Unable to supply PDF files to VertexAI object despite feature available for native Vertex AI library

aaronepinto-bell commented 1 month ago

Checked other resources

[X] I added a very descriptive title to this issue.
[X] I searched the LangChain documentation with the integrated search.
[X] I used the GitHub search to find a similar question and didn't find it.
[X] I am sure that this is a bug in LangChain rather than my code.
[X] The bug is not resolved by updating to the latest stable version of LangChain (or the specific integration package).

Example Code

Taken from the following discussion

Description I am trying to pass a PDF document to a gemini-1.5-pro in multimodal mode, following a process similar to the one explained here. The documentation illustrates how to pass an image and query Gemini Pro Vision, but I want to pass a PDF directly instead.

Here is my attempt:

from langchain_core.messages import HumanMessage
from langchain_google_vertexai import ChatVertexAI
import base64

file_location = "/path/to/my/document.pdf"

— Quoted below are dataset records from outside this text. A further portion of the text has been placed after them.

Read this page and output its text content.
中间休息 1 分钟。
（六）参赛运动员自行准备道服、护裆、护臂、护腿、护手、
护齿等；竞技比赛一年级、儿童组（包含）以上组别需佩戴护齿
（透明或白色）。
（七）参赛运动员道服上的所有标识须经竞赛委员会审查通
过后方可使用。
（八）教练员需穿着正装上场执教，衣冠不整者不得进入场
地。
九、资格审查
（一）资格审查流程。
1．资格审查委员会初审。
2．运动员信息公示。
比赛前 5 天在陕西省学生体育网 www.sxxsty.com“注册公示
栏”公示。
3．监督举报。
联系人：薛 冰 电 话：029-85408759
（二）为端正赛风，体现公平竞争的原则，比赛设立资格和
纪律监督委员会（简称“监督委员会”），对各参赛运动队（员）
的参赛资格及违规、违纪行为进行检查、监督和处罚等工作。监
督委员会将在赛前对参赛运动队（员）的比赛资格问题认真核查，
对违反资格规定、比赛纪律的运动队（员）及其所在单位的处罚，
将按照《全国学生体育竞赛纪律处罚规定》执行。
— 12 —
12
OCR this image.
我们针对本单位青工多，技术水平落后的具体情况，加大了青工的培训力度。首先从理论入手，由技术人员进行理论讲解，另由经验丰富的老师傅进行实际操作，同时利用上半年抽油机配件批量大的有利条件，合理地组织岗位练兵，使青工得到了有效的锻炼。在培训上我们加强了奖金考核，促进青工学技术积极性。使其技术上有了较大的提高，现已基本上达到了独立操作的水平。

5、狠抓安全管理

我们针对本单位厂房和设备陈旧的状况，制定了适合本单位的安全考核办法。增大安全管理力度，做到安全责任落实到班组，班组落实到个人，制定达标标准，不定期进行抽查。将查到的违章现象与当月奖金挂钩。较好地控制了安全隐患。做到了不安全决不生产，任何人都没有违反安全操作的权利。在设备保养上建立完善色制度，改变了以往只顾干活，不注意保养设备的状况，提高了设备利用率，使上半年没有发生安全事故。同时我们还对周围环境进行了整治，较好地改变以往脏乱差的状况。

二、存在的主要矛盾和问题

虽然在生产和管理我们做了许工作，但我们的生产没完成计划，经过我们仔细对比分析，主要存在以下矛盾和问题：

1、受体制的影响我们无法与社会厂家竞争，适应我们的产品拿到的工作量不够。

# Initialize the LangChain LLM
llm = ChatVertexAI(model_name="gemini-1.5-pro-preview-0409")

# Open and read the PDF file
with open(file_location, "rb") as pdf_file:
    pdf_bytes = pdf_file.read()

# Create a message containing the Base64-encoded PDF
pdf_message = {
    "type": "image_url",  # Assuming the LLM accepts PDF under this key, you might need to verify this
    "image_url": {
        "url": f"data:application/pdf;base64,{base64.b64encode(pdf_bytes).decode('utf-8')}"
    },
}

# Create a text message asking what the PDF contains
text_message = {
    "type": "text",
    "text": "What does this PDF contain?",
}

# Combine the messages into a HumanMessage object
message = HumanMessage(content=[text_message, pdf_message])

# Send the message to the LLM and print the response
output = llm.invoke([message])
print(output.content)

Unfortunately this code fails.
However, if I use the official Vertex AI library, I am able to do it. Here is part of my code:

from vertexai.generative_models import GenerativeModel, Part

model = GenerativeModel("gemini-1.5-pro-preview-0409")

prompt = "please summarise the provided pdf document"

pdf_file_uri = "gs://my_bucket/my_document.pdf"
pdf_file = Part.from_uri(pdf_file_uri, mime_type="application/pdf")
contents = [pdf_file, prompt]

response = model.generate_content(contents)
print(response.text)

This approach works, but I was hoping to make the LangChain method function similarly.

System Info
System Information
OS: Darwin
OS Version: Darwin Kernel Version 23.4.0: Fri Mar 15 00:11:05 PDT 2024; root:xnu-10063.101.17~1/RELEASE_X86_64
Python Version: 3.11.5 (main, Sep 11 2023, 08:19:27) [Clang 14.0.6 ]

Package Information

langchain_core: 0.1.40
langchain: 0.1.14
langchain_community: 0.0.31
langsmith: 0.1.40
langchain_google_genai: 0.0.5
langchain_google_vertexai: 0.1.2
langchain_openai: 0.1.1
langchain_text_splitters: 0.0.1

Packages not installed (Not Necessarily a Problem) The following packages were not found:


langgraph
langserve
111

### Error Message and Stack Trace (if applicable)

_No response_

### Description

I am trying to pass a PDF document to a gemini-1.5-pro in multimodal mode, following a process similar to the one explained [here](https://python.langchain.com/docs/integrations/llms/google_vertex_ai_palm/#multimodality). The documentation illustrates how to pass an image and query Gemini Pro Vision, but I want to pass a PDF directly instead.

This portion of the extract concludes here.